Un ejemplo reciente lo ilustra con claridad: a fines de diciembre, el Ministerio de Educación no transfirió oportunamente la totalidad de los fondos de gratuidad correspondientes al año académico, pese a que el vencimiento legal era el día 30 de ese mes. La consecuencia fue inmediata, ya que algunas universidades debieron pagar los sueldos de diciembre de manera parcelada. Pero el problema no se limita a la educación. En el sector salud, infraestructura pública y proveedores en general enfrentan también atrasos crónicos en los pagos por prestaciones ya realizadas. Según gremios de proveedores de la salud, las deudas acumuladas superaban los US$80 millones a fines de octubre de 2025.

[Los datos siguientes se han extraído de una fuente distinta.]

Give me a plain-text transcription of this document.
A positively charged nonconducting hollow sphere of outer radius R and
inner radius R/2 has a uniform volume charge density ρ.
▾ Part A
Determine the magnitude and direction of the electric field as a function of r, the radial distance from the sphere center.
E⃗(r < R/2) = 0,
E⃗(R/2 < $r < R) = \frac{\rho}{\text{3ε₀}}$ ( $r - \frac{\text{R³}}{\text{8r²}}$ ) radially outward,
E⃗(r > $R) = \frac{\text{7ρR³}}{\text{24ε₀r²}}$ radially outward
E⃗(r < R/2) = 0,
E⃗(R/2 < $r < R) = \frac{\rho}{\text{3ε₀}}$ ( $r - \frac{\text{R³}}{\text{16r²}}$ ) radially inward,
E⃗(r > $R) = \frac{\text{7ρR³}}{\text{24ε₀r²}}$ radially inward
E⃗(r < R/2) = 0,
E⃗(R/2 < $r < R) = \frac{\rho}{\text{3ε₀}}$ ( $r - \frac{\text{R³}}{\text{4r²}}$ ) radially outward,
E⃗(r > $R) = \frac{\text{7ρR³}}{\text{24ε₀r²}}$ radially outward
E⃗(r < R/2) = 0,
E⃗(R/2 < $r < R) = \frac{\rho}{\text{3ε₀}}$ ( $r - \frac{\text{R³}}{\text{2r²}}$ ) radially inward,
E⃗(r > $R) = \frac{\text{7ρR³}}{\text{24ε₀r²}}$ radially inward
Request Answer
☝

Esto no solo encarece los costos financieros y empuja, en no pocos casos, a la quiebra; sino que afecta directamente a los pacientes, ya sea por la interrupción de servicios esenciales, la postergación de recambios tecnológicos para mejorar diagnósticos y tratamientos, o el impacto en el aumento de las listas de espera. Todo esto es un problema de diseño institucional. El Estado chileno no enfrenta consecuencias reales por pagar tarde. A diferencia de cualquier empresa o persona, no paga intereses automáticos, no ve afectada su reputación crediticia interna y rara vez enfrenta sanciones efectivas por incumplimiento. A ello se suma una mala asignación del riesgo. El Estado diseña la política pública, fija las reglas y define los plazos, pero traslada el costo del desfase a quienes la ejecutan: universidades, hospitales, municipios, proveedores y personas. En cualquier contrato razonable, quien diseña asume el riesgo; en Chile, quien ejecuta termina financiándolo. Esta falta de simetría no es una falla menor, es un privilegio.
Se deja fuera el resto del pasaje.